2. All trails start with an uphill, and generally end with an uphill.
3. Filtered water out of a green pond full of tadpoles, tastes GREAT!…especially when thirsty.
4. High School Physics is important. When you put slipppy things on top of slipppy things, they still slip.
Our plan was to walk 50 minutes then break for 10 mins, and repeat until we got to our destination, so as not to burn ourselves out on the first day. The intended destination was approximately 13 miles to Watson Lake. We figured it would take us 8 hours or so. Let’s just say we should have stopped there.

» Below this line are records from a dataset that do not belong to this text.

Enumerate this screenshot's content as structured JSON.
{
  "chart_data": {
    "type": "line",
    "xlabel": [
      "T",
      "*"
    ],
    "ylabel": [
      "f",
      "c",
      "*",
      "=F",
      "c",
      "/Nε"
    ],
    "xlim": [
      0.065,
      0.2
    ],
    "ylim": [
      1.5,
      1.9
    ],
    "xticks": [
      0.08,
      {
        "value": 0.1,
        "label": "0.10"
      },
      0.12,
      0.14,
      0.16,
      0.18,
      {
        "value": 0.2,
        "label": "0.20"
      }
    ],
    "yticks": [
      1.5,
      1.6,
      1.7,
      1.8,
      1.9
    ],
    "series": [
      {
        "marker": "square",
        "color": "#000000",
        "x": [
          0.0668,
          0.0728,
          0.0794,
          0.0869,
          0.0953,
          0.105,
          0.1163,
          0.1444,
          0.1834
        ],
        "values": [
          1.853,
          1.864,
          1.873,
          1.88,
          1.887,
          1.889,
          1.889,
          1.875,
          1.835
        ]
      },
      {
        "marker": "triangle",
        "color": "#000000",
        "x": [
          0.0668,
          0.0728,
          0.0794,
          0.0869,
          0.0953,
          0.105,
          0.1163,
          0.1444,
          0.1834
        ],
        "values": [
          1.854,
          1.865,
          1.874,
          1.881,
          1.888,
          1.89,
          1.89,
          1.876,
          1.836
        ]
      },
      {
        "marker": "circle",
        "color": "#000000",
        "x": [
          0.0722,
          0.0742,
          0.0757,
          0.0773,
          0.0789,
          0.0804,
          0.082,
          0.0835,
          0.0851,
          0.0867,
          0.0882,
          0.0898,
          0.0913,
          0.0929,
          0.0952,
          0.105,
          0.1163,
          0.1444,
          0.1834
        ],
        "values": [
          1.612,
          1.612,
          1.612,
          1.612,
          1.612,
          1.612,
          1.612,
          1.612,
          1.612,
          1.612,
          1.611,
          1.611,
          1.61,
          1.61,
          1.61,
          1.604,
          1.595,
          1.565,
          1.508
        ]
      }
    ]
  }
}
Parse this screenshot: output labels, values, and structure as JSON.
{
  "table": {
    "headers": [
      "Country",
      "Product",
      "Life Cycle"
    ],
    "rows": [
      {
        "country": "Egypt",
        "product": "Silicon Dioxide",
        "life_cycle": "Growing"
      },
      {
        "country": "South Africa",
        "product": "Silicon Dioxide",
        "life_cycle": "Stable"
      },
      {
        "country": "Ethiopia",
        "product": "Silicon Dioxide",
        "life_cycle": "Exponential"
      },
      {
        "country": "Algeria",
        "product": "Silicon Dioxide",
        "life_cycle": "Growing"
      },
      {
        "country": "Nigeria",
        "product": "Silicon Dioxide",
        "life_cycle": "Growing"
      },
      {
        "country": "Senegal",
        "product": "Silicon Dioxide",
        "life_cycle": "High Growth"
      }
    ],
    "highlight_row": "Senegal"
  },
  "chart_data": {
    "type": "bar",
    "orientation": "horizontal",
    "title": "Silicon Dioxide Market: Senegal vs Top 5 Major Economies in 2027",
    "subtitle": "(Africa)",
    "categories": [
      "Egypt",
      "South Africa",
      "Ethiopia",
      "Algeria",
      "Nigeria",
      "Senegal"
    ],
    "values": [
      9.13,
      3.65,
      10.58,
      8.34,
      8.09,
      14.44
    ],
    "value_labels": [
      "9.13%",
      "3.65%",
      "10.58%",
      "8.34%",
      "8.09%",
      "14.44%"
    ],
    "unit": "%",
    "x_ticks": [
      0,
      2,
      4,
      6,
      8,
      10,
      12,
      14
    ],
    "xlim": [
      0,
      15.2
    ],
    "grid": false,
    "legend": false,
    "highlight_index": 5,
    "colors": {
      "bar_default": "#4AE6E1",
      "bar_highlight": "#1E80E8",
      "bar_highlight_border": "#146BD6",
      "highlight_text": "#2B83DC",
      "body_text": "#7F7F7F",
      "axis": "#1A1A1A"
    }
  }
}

Having started at the Tahoe City trailhead at 0735 am, we literally made it to Brockway Summit at 8pm (12.5 hours later). Having missed a turn in the trail (this would become what one might call a “trend”), we exited the woods onto Hwy 267 where it aligned with the Brockway Summit (Elevation 7,179 ft) sign post. This was not in the plan. With a blister now firmly forming on Paul’s heel, he jettisoned his socks and hiking shoes for his Croc camp shoes and we began the walk down Hwy 267 to the Brockway Summit (section 2) pull out where we had stashed two gallons of water.
The day started full of smiles and nervous energy as our neighbors, Vern and Patrice dropped us off at the Tahoe City trail head. The beginning of the trail started with a steep uphill (of course).
We climbed and climbed most of the morning through shaded and forested areas filled with mosquitoes that would inundate you, like the paparazzi, when you stopped to take a breather. Our 50 min on/ 10 min off plan of walking was quickly altered in favor of walking until we were too tired to care about becoming sucked dry by the swarms of mosquitoes that recognized us for the rookies that we were.
As we continued on our way and enjoyed the flora and fauna, it was becoming infinitely clear that while our sense of direction is collectively good, our ability to judge distance traversed was deeply flawed. Every “2 miles” seemed to last six. Having to step aside for mountain bikes, even though we have the right of way, became annoying and added to the misjudgment in distance traversed. Likewise, the TRTA brochure states that this section of trail to Watson Lake is not more that a 10% uphill grade. Of this we beg to differ.
We arrived at Watson Lake (actually more like a pond) at nearly 4pm. Now 4pm seemed like just too soon to stop, with all that daylight still left in the sky. The bear prints near the water also made us a little uneasy about setting up camp by the lake. So after an hour break, and after having filled Osprey 3 liter bladders with 2 liters of water each… with our Sawyer Squeeze, we began what the map showed to be an “easy” 6 mile hike to the end of this section at Brockway Summit. Nothing about this was “easy” as the trail (for us, having mostly walked and trained on grated fire roads) was rocky and technical for most of the way, which made it difficult to get into a walking groove. When we alighted onto a paved road, the map showed us to have only “2 more miles”…(NOT SO!) and directed us across the paved road and up the narrow TRT. Ironically, had we stayed on said paved road we would have ended up in the same place we did after having wandered through the forest tripping over roots and kicking rocks, and cursing the sharp nosed insects who saw us as their personal food trucks. Instead we traversed through what seemed like the Black Forest, which was dark and a little spooky.
It is a place where sounds of unfamiliar animals, breaking branches, and hordes of mosquitoes dive bomb your every breath. As such, those with an unnaturally fertile imagination (mwaw – yes I know the proper spelling, but it just doesn’t flow writing, moi) can’t help but spin ridiculous stories of bear maulings and serial killers, with oneself as the victim. When we finally emerged onto Hwy 267 it was practically dark. By the time we got our water, and carried it another 1/2 mile up from the Brockway Summit trail head…it was pitch dark! In the darkness, and with the aid of our head lamps, we found what we thought to be a relatively “flat” place to set up our tent (Six Moons Design, Lunar Duo) and cook (actually re-hydrate)our dinner…by that time, dirt clods would have tasted good. No sooner did we get into our tent, did we realize that the spot we picked (in near total darkness) was not as flat as we thought. In fact, it most certainly slanted significantly down hill, as did everything in the immediate area. By then we were so tired that we said “screw it”, and promptly fell asleep in our hiking clothes. As we “slept”, Paul slid closer to me and I slid closer to the tent’s downhill door. It appears that we were experiencing Superlubricity as the coefficient of friction with regard to our mass, the slippy materials and terra firma was nil. The only thing that kept us from continuing to slide down the hill was the hiking pole holding up that side of the tent, which acted as a “brake” of some sort. Curled gently around the hiking pole, we halfway expected to wake up on the trail below us for we were too tired to do anything to rectify the situation, just as we were too tired to do anything about the rustling and sniffing we heard outside our tent door…by our food.